DEUXIÈME SECTION
DÉCISION DE LA COUR
SUR LA RECEVABILITÉ
de la requête n° 51145/99
présentée par Angelina Falluto
contre l’Italie
La Cour européenne des Droits de l’Homme (deuxième section), siégeant le 30 novembre 2000 en une chambre composée de
M.C.L. Rozakis, président,
M.B. Conforti,
M.G. Bonello,
MmeV. Strážnická,
M.P. Lorenzen,
M.M. Fischbach,
MmeM. Tsatsa-Nikolovska, juges,
et deM.E. Fribergh, greffier de section,
Vu la requête susmentionnée introduite le 5 septembre 1998 et enregistrée le 20 septembre 1999 ;
Après avoir délibéré, rend la décision suivante :
EN FAIT
La requérante est une ressortissante italienne, née en 1950 et résidant à S. Lorenzo Maggiore (Bénévent). Elle est représentée devant la Cour par Mes Antonio Nardone et Togo Verrilli, avocats à Bénévent.
Le 25 mai 1994, la requérante déposa un recours devant le juge d’instance de Bénévent, faisant fonction de juge du travail, tendant à obtenir la reconnaissance de son droit au versement des allocations d’invalidité (assegno d’invalidità).
Le 10 juin 1994, le juge d’instance fixa la première audience au 23 octobre 1995. Le jour venu, le juge renvoya l’audience au 6 novembre 1995. A cette date, le juge nomma un expert et renvoya les débats au 15 juin 1997. Toutefois cette audience, ne se tint pas en raison de la mutation du juge.

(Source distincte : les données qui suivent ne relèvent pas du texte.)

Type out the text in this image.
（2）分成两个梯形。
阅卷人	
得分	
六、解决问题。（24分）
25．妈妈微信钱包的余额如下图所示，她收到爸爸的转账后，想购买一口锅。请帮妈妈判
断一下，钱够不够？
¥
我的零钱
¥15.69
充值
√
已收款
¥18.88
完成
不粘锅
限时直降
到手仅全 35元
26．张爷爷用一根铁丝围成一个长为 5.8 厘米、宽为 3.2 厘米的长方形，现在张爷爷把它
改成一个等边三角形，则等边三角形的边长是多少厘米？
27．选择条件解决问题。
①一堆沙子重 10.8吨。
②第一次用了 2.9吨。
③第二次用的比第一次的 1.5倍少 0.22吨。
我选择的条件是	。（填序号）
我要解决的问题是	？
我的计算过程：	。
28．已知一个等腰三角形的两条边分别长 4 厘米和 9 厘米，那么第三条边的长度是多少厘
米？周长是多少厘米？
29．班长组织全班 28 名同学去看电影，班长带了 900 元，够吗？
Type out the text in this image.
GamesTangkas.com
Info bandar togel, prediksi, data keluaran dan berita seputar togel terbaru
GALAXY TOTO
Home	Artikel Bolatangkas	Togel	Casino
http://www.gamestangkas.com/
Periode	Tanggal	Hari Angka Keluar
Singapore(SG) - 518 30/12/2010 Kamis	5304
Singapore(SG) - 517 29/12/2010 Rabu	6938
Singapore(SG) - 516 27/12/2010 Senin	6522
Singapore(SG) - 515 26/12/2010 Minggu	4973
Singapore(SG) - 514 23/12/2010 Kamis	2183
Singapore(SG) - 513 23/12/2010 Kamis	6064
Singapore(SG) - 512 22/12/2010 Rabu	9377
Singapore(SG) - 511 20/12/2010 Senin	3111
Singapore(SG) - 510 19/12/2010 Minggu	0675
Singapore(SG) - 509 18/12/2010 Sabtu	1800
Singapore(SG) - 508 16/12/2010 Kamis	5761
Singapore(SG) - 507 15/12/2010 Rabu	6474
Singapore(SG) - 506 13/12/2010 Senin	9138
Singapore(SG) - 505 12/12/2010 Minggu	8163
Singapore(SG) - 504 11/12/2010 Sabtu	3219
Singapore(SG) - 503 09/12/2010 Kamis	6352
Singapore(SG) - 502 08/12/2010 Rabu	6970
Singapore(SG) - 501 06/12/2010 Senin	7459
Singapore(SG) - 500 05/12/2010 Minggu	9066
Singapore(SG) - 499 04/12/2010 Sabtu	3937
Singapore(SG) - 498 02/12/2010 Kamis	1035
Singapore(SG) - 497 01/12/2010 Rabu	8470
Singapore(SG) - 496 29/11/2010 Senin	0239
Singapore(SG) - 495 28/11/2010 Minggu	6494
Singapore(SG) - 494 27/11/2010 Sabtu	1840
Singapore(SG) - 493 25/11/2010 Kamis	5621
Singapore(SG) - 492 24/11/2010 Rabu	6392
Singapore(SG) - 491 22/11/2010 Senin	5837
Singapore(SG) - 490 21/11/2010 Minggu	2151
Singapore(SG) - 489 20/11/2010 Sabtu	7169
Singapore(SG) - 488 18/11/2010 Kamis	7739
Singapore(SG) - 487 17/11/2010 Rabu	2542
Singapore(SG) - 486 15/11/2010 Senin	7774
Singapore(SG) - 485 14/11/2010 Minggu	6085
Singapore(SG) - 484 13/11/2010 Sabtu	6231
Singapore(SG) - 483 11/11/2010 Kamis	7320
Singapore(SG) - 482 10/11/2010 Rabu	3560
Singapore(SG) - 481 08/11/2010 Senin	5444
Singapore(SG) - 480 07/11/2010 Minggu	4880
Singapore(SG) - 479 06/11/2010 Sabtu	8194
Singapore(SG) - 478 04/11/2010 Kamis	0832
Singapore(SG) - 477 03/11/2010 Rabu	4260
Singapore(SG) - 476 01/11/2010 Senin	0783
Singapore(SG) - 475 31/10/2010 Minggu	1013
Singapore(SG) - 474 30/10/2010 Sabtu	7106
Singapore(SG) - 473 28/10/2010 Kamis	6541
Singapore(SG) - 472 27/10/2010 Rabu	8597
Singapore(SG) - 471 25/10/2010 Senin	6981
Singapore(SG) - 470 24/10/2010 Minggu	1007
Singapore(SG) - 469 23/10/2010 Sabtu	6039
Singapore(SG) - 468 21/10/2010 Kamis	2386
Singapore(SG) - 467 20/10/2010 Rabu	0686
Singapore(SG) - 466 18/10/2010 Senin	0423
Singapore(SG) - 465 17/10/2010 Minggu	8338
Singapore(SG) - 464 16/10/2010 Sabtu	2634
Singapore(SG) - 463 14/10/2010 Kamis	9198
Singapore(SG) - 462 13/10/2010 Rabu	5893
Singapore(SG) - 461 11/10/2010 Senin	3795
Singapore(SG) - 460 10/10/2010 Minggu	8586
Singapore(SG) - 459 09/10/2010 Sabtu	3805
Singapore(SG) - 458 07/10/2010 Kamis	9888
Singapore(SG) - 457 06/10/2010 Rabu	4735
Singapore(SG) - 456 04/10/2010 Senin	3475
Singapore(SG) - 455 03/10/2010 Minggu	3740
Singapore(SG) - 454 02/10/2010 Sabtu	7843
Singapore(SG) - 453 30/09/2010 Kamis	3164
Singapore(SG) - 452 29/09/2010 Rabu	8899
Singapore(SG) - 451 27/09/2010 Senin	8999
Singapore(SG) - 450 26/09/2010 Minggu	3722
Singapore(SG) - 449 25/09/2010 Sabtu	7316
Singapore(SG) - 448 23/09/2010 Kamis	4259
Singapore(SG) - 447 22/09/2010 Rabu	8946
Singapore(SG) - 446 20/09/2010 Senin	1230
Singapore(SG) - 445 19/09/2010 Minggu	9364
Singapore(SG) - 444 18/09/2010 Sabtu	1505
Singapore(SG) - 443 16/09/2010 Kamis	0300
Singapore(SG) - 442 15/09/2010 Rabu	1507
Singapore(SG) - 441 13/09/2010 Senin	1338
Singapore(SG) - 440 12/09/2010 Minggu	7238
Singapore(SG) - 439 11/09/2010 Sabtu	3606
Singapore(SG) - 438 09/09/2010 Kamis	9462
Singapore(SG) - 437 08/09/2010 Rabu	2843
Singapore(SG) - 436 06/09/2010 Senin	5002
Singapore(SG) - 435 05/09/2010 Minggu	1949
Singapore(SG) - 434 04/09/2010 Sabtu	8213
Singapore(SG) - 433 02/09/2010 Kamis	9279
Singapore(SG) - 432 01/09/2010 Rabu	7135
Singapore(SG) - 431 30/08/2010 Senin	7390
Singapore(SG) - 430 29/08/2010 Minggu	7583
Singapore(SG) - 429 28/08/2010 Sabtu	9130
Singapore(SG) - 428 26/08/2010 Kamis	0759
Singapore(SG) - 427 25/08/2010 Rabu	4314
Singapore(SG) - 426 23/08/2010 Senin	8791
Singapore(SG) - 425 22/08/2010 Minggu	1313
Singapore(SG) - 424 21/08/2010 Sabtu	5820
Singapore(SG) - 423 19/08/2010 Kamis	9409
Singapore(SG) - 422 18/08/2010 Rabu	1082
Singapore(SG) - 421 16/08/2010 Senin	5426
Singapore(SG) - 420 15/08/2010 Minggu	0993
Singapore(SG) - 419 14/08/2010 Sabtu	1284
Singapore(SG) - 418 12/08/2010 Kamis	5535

Le 20 janvier 1998, un nouveau juge fut désigné et une audience fixée au 17 décembre 1998. Ce jour-là, le juge renvoya l’audience au 4 février 1999 pour la nomination d’un nouvel expert. Le jour venu, le juge nomma l’expert et remit les débats à l’audience du 28 septembre 1999.
Par un jugement du même jour, dont texte fut déposé au greffe le 4 octobre 1999, le juge rejeta la demande de la requérante.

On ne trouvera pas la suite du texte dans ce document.